I implemented Fréchet distance for using it as a loss function in Flux. But Zygote is not happy because it does not recognize the covariance calculation.

The documentation of Zygote package has a custom adjoint section but I don’t understand how we extend Zygote to calculate the covariance method. Could someone explain me how we implement it ?

The function (freschet distance) is described as below:

function freschet_distance(X::T, Y::T) where {T}    
    μ1 = mean(X, dims=2)
    μ2 = mean(Y, dims=2)
    μ = sum((μ1 - μ2).^2)
    σ1 = cov(X, dims=2)
    σ2 = cov(Y, dims=2)
    σ_mean = sqrt.(σ1 .* σ2)
    σ_mean = isequal(σ_mean |> typeof, ComplexF32) ? real(σ_mean) : σ_mean
    return μ + tr(σ1 + σ2 - 2σ_mean)

By the way, 2 years ago, I had a very similar problem with CUDA.zeros and CUDA.fill methods : this intrinsic must be compiled to call. And the problem was fixed just by writing one line of code for each. At that time, I just wanted to solve the problem and didn’t/couldn’t understand why they are needed.
This time, in addition to covariance definition for Zygote, my other question is : The exact same distance function is being used by PyTorch. And there is no “re-definition” of covariance for autograd in PyTorch. Then why Zygote needs this type of things ? What makes it special ?

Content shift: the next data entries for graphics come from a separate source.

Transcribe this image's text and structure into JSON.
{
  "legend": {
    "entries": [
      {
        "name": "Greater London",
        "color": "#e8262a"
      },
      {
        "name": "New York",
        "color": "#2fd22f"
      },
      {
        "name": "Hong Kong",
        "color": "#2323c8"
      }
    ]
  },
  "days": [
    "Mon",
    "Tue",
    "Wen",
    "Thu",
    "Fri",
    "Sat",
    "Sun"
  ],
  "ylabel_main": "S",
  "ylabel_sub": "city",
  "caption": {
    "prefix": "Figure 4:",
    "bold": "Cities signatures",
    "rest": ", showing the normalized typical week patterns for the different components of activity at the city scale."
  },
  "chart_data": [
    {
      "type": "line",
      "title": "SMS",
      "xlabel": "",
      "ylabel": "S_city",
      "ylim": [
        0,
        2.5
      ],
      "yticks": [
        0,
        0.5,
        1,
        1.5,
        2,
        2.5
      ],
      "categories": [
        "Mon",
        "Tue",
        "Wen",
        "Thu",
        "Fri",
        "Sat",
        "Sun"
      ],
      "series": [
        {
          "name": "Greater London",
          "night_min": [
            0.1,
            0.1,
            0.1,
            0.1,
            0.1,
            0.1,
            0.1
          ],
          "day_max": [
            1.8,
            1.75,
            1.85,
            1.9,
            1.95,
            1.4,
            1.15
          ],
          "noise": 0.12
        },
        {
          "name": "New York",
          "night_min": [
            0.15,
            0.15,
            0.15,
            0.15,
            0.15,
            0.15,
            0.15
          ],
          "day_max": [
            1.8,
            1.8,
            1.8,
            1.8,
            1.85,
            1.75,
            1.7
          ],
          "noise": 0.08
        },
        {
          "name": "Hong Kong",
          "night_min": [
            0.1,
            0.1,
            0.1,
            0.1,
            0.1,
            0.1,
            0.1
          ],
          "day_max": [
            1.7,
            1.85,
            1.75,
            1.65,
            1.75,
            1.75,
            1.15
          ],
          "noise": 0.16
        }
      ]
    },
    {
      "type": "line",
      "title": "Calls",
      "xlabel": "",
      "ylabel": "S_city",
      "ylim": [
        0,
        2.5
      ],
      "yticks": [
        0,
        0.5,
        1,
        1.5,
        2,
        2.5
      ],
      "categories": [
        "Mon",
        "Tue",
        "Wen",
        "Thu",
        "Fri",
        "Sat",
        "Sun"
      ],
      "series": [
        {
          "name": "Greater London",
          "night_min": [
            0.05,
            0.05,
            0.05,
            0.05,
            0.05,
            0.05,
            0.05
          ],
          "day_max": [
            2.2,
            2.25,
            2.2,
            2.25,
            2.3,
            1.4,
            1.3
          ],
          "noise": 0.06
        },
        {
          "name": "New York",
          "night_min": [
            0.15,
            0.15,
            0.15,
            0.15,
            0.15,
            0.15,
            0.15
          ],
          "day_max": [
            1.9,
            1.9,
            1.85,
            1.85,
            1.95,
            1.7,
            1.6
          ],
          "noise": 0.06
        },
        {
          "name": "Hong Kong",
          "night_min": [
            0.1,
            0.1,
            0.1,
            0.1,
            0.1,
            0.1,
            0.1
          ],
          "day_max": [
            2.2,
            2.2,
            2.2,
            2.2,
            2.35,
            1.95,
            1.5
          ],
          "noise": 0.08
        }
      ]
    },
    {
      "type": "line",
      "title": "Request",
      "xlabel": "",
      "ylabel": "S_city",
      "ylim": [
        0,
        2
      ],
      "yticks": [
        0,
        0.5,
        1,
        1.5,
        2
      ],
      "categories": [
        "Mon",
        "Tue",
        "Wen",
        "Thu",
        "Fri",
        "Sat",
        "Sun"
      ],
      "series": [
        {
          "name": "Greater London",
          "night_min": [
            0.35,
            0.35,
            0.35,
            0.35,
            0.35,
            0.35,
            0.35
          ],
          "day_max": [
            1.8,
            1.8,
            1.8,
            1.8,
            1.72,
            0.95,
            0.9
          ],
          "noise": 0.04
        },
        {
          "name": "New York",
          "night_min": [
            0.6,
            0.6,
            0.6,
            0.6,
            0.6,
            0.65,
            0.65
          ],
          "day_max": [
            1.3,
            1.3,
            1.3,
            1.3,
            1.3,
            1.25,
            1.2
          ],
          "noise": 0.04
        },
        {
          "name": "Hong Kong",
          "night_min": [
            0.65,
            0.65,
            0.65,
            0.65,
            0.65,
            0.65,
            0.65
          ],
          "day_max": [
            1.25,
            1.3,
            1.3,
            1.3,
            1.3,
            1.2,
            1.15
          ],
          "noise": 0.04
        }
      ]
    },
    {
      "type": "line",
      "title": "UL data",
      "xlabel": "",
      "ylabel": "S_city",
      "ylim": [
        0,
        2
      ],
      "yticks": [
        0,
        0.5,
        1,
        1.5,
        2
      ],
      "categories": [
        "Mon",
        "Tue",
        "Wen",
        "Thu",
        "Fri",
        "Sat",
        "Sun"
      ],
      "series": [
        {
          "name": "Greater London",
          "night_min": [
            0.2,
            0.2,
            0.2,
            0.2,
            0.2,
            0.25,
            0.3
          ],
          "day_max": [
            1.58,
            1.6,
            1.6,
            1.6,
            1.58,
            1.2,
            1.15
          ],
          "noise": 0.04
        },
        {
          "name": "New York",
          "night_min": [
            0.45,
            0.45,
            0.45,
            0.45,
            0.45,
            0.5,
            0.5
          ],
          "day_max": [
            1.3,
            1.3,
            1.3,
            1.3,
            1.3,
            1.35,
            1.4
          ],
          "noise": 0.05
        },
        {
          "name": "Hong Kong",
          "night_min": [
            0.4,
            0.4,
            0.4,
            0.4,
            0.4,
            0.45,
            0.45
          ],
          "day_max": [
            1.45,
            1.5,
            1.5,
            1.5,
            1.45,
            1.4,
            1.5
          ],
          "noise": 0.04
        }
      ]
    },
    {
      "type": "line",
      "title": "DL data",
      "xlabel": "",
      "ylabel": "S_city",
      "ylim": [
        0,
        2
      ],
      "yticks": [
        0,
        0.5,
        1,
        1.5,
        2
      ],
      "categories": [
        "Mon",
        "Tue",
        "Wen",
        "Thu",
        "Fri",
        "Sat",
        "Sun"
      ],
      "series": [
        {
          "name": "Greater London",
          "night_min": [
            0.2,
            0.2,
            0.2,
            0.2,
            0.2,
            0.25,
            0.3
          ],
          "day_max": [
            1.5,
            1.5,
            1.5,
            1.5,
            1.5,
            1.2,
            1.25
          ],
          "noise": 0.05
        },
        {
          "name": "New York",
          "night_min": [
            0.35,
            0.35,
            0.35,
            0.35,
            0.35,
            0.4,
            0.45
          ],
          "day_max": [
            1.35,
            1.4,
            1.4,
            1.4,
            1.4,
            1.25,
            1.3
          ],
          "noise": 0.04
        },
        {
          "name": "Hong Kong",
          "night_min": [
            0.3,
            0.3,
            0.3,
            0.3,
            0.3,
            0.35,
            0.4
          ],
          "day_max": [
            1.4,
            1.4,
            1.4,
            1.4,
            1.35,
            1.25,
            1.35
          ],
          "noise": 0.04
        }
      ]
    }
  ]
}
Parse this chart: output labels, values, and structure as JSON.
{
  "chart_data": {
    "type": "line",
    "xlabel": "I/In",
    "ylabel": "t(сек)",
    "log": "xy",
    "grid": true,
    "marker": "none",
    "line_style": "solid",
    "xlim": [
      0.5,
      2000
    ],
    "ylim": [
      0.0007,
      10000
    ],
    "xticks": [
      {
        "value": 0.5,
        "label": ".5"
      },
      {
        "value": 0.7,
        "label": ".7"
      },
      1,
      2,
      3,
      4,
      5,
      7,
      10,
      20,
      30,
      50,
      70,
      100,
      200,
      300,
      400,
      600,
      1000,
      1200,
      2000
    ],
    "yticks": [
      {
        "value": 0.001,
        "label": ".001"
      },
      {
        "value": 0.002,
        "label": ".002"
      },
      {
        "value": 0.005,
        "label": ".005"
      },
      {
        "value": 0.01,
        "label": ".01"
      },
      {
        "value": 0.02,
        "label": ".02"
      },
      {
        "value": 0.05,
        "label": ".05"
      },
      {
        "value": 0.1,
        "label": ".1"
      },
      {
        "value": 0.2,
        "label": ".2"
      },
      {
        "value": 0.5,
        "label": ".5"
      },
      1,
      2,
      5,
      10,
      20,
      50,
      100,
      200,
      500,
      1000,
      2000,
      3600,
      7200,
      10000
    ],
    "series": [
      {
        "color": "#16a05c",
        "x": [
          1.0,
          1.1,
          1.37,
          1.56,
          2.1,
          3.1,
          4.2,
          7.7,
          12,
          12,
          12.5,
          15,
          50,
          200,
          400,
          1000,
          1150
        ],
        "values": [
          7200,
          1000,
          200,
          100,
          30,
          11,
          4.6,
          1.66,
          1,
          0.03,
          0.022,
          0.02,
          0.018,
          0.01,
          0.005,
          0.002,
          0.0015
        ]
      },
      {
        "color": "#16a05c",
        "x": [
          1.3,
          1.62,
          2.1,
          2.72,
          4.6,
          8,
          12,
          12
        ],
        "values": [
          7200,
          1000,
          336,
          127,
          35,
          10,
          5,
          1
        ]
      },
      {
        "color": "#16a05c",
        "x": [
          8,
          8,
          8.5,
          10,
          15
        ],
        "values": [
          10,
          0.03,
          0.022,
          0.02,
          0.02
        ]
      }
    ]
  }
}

I think the issue is the lack of a rule for cov. Someone should write one, either from the formula or by finding another implementation to base it on.

Alternatively, for now you could use a simpler cov implementation which will be differentiable, something like mycov(x::AbstractVector; corrected::Bool=true) = sum(abs2, x .- mean(x)) / (length(x) - corrected).

Are you sure? This looks like it certainly needed some definitions.

About mycov function. What is the purpose of using a boolean value and subtracting from the length? I just tried it for a 20 element array, and it gives 19 when Boole variable is true, and 20 otherwise.
Didn’t know that subtracting boolean from int is possible.

Are you sure? This looks like it certainly needed some definitions.

The implementation that I referred to is this which does not have anything like you have mentioned. Since I was just looking for some reference code, I didn’t check if the code is used for training or testing. And the code seems to be used for testing. So it is being used as a distance function and not as a loss.

So, you are right - as always :).

This is just one of the stats functions like variance where it’s standard to divide by n-1 to account for only having a sample. And since Julia’s booleans are integers, true == 1, subtracting the flag is a quick way to do it.

The linked issue now has a sketch of how to write the gradient, BTW.

Hello @mcabbott , sorry for the late reply.

Thank you for the link. I will try to use it.